Our responsibility is to express an opinion on the Company’s internal control
over financial reporting based on our audit. We conducted our audit in accordance with the standards of the Public Company
Accounting Oversight Board (United States). Those standards require that we plan
and perform the audit to obtain reasonable assurance about whether effective
internal control over financial reporting was maintained in all material
respects. Our audit included obtaining an understanding of internal control over
financial reporting, assessing the risk that a material weakness exists, testing
and evaluating the design and operating effectiveness of internal control based
on the assessed risk, and performing such other procedures as we considered
necessary in the circumstances. We believe that our audit provides a reasonable
basis for our opinion. A company’s internal control over financial reporting is a process designed
to provide reasonable assurance regarding the reliability of financial reporting
and the preparation of financial statements for external purposes in accordance
with generally accepted accounting principles. A company’s internal control over
financial reporting includes those policies and procedures that (1) pertain to
the maintenance of records that, in reasonable detail, accurately and fairly
reflect the transactions and dispositions of the assets of the company; (2)

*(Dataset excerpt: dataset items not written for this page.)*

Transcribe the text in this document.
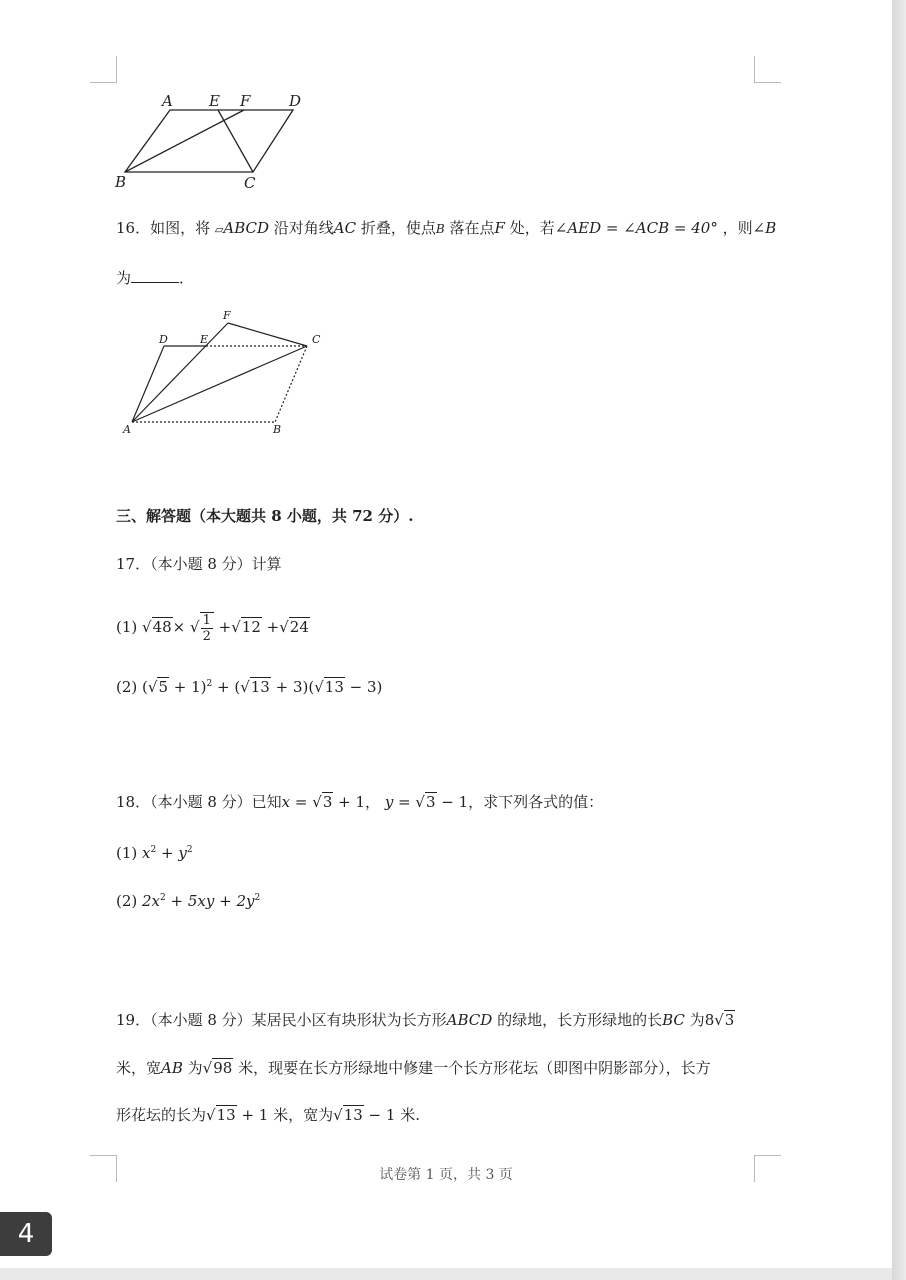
A E F	D
B	C
16．如图，将 ▱ABCD 沿对角线AC 折叠，使点B 落在点F 处，若∠AED = ∠ACB = 40° ，则∠B
为	．
F
D	E	C
A	B
三、解答题（本大题共 8 小题，共 72 分）.
17．（本小题 8 分）计算
(1) √48× √ $\frac{1}{2} +√12 +√24$
(2) $(√5 + 1)^2 + (√13 + 3)(√13 - 3)$
18．（本小题 8 分）已知x = √3 + 1， y = √3 − 1，求下列各式的值：
(1) $x^2 + y^2$
(2) $2x^2 + 5xy + 2y^2$
19．（本小题 8 分）某居民小区有块形状为长方形ABCD 的绿地，长方形绿地的长BC 为8√3
米，宽AB 为√98 米，现要在长方形绿地中修建一个长方形花坛（即图中阴影部分），长方
形花坛的长为√13 + 1 米，宽为√13 − 1 米.
试卷第 1 页，共 3 页
4
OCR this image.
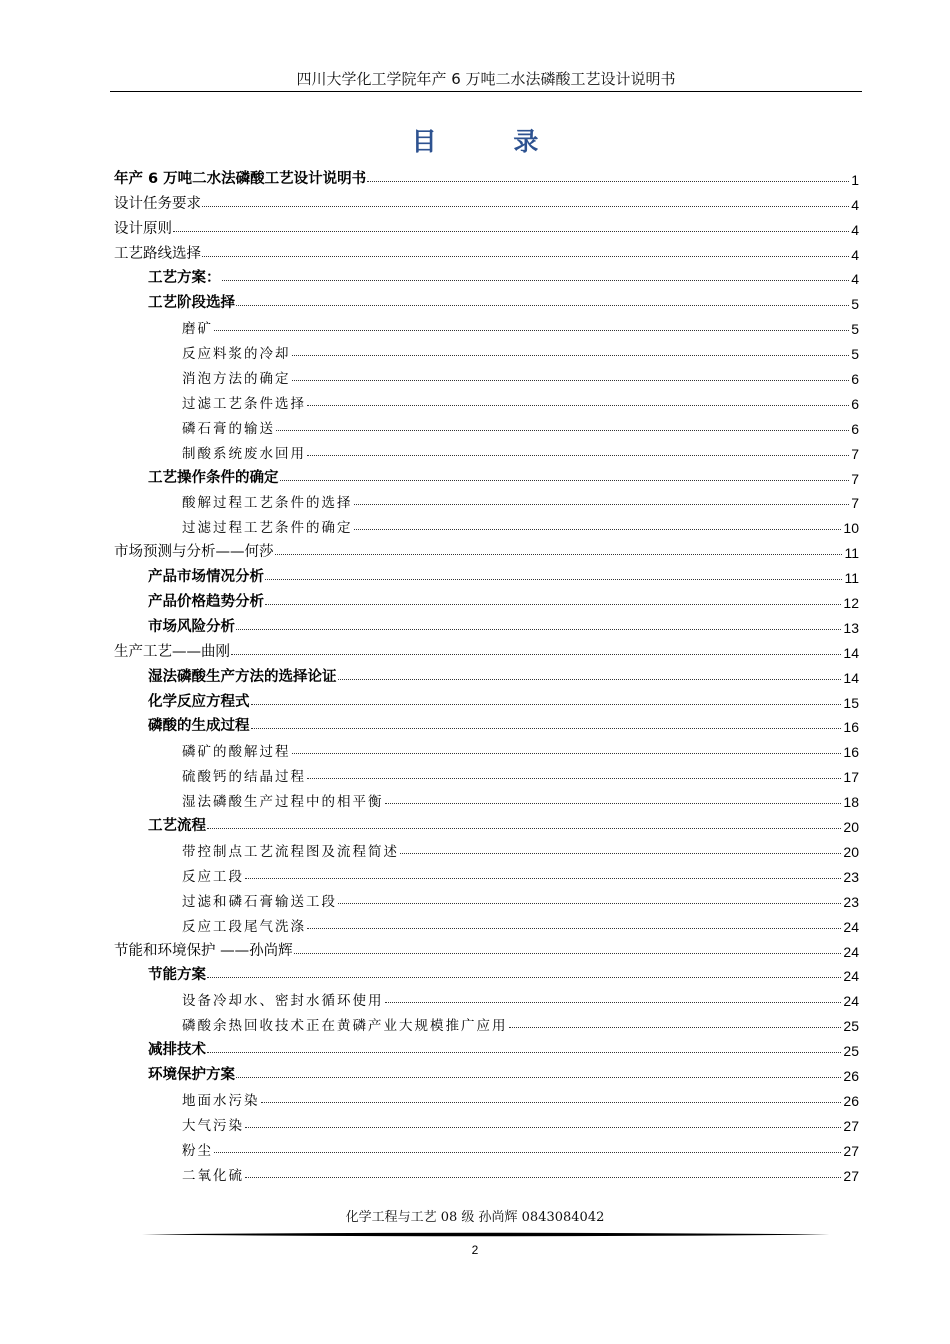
四川大学化工学院年产 6 万吨二水法磷酸工艺设计说明书
目 录
年产 6 万吨二水法磷酸工艺设计说明书	1
设计任务要求	4
设计原则	4
工艺路线选择	4
工艺方案：	4
工艺阶段选择	5
磨矿	5
反应料浆的冷却	5
消泡方法的确定	6
过滤工艺条件选择	6
磷石膏的输送	6
制酸系统废水回用	7
工艺操作条件的确定	7
酸解过程工艺条件的选择	7
过滤过程工艺条件的确定	10
市场预测与分析——何莎	11
产品市场情况分析	11
产品价格趋势分析	12
市场风险分析	13
生产工艺——曲刚	14
湿法磷酸生产方法的选择论证	14
化学反应方程式	15
磷酸的生成过程	16
磷矿的酸解过程	16
硫酸钙的结晶过程	17
湿法磷酸生产过程中的相平衡	18
工艺流程	20
带控制点工艺流程图及流程简述	20
反应工段	23
过滤和磷石膏输送工段	23
反应工段尾气洗涤	24
节能和环境保护 ——孙尚辉	24
节能方案	24
设备冷却水、密封水循环使用	24
磷酸余热回收技术正在黄磷产业大规模推广应用	25
减排技术	25
环境保护方案	26
地面水污染	26
大气污染	27
粉尘	27
二氧化硫	27
化学工程与工艺 08 级 孙尚辉 0843084042
2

provide reasonable assurance that transactions are recorded as necessary to
permit preparation of financial statements in accordance with generally accepted
accounting principles, and that receipts and expenditures of the company are
being made only in accordance with authorizations of management and directors of
the company; and (3) provide reasonable assurance regarding prevention or timely
detection of unauthorized acquisition, use, or disposition of the company’s
assets that could have a material effect on the financial statements. Because of its inherent limitations, internal control over financial
reporting may not prevent or detect misstatements. Also, projections of any
evaluation of effectiveness to future periods are subject to the risk that
controls may become inadequate because of changes in conditions, or that the
degree of compliance with the policies or procedures may deteriorate. In our opinion, the Company maintained, in all material respects, effective
internal control over financial reporting as of December 31, 2007, based on the
COSO criteria. We also have audited, in accordance with the standards of the Public Company
Accounting Oversight Board (United States), the consolidated balance sheets of
the Company as of December 31, 2007 and 2006, and the related consolidated
statements of income, stockholders’ equity, and cash flows for each of the three
years in the period ended December 31, 2007 and our report dated February 27,
2008 expressed an unqualified opinion thereon.